コボレッド、天堂茂だ。手から炎を出しつつこちらに歩いてくる。
「衆目に晒される中で不埒なことをするとはどういう神経だ? 世の風紀を乱すのは常に落ちこぼれの障害者だ」
私は立ち上がる。
「落ちこぼれの障害者だけど悪い?」
「研鑽を怠るのは悪だ。小豆沢七海、今こそ決着を付けようではないか!! お前のようなふしだらで教養の無い女には務まらん。コボレンジャーのリーダーはこの僕が務める!!」
「何言ってるの、リーダーは私と紀元前から決まっているよ!」
「実力で決めようではないか、いかがか!」
「言われるまでもなく!」
私は戦隊証を取り出し、改めて変身。
「コボレインボー!!!!!!!」
茂は明らかに狼狽えていた。私がコボレホワイトに成ると思っていたのだろう。残念ながら、虹の余韻で、強化形態のコボレインボーに成れる。
私は茂に狙いを付ける。
「ニジヒカリ!!」
茂も攻撃。
「アカいハル!!」
2つの魔法がぶつかり、接点には巨大なエネルギー。押し合いをするもケリがつかず、魔法の塊は破裂した。火の粉がべしべしと体中に当たった。熱い。
「レインボーブリッジ!!」
攻撃の手を緩めない。虹はくるっと1回転し茂を襲う。
「秀才カウンター!!」
茂は燃える手で虹を叩き割った。
「バーニングヴァルナ!!」
そのまま炎で身を包み、猛牛の様に突っ込んでくる。
「貰ったり!」
「虹リボン」
私は新体操のように虹をくるくると回し自分の体を包む。
「七色ヨロイ」
茂は私に頭突きを噛ました。私は虹の守りでそれを耐える。
「うおおお……!!!」
虹色の火花が散る。私の虹は越せまい、というのは奢りだった。ついには茂の炎が、私の虹をほどいた。

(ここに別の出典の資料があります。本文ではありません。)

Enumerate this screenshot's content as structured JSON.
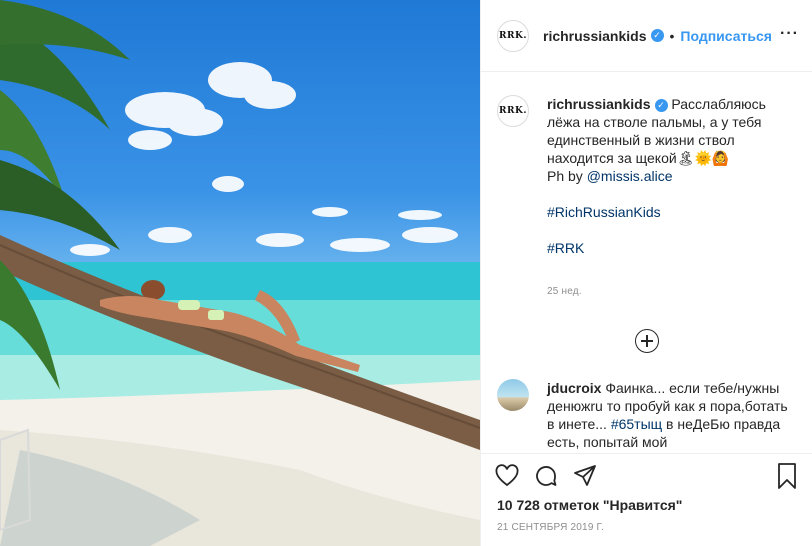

7色の線は散り散りに消え、私は生身の七海に戻った。
「どうだ、ま」
「虹返せ!!」
私は素手で茂の頬をぶちのめした。彼の変身も解け、ひび割れていた眼鏡は完全に砕け散り、彼は尻餅を突いた。
「よくもッ!!」
茂は立ち上がり、私の頬に拳を命中させた。そんなに痛くはなかったが。
「やっと自分の力で戦えるようになったか」
「黙れこの落ちこぼれがッ!!」
「じゃあ落ちこぼれに負けるあなたは何なの?」
私は彼の腹にハイキック。彼は吐血し、真の意味で赤い戦士に成った。
公一が、楓が、凶華が、佐奈が、メカから戻った豚が、私たちの戦いを見ていた。
ボロボロになった戦隊学園。
虹の下の校庭で、私たち2人武器も持たず、魔法も使わず、変身さえもせずに、子供の喧嘩のように、ただ体同士をぶつけて争っていた。
「決着がつかないな、小豆沢七海」
「うん。私たちは互角」
私も茂も全身を使って大きく息をし、汗にまみれている。髪は乱れ、服はボロボロだ。
体力も限界に近い。どちらか一方が倒れれば、残る一方も倒れ、この勝負は痛み分けに終わるに違いない。
「次の一撃で終わりにしよう」
私は握り拳を掲げた。
リーダーとしての実力を示して、今度こそ茂を完全にコボレンジャーの仲間にするんだ。
「いいだろう。此れは究極の頭脳戦だ。最も混じり気の無い手の内の読み合いだ。シンプルに互いの実力、経験値、そして運がわかる」
茂はにやつき、拳を掲げる。
「じゃーんけーん」
私たちは拳を振りかざした。
「ぽん!!」
茂はグー。
私はパーだった。
「私の勝ちだね」
「ぢぐじょおおおおおおお!!!」
茂は地をのたうち回って悔しがった。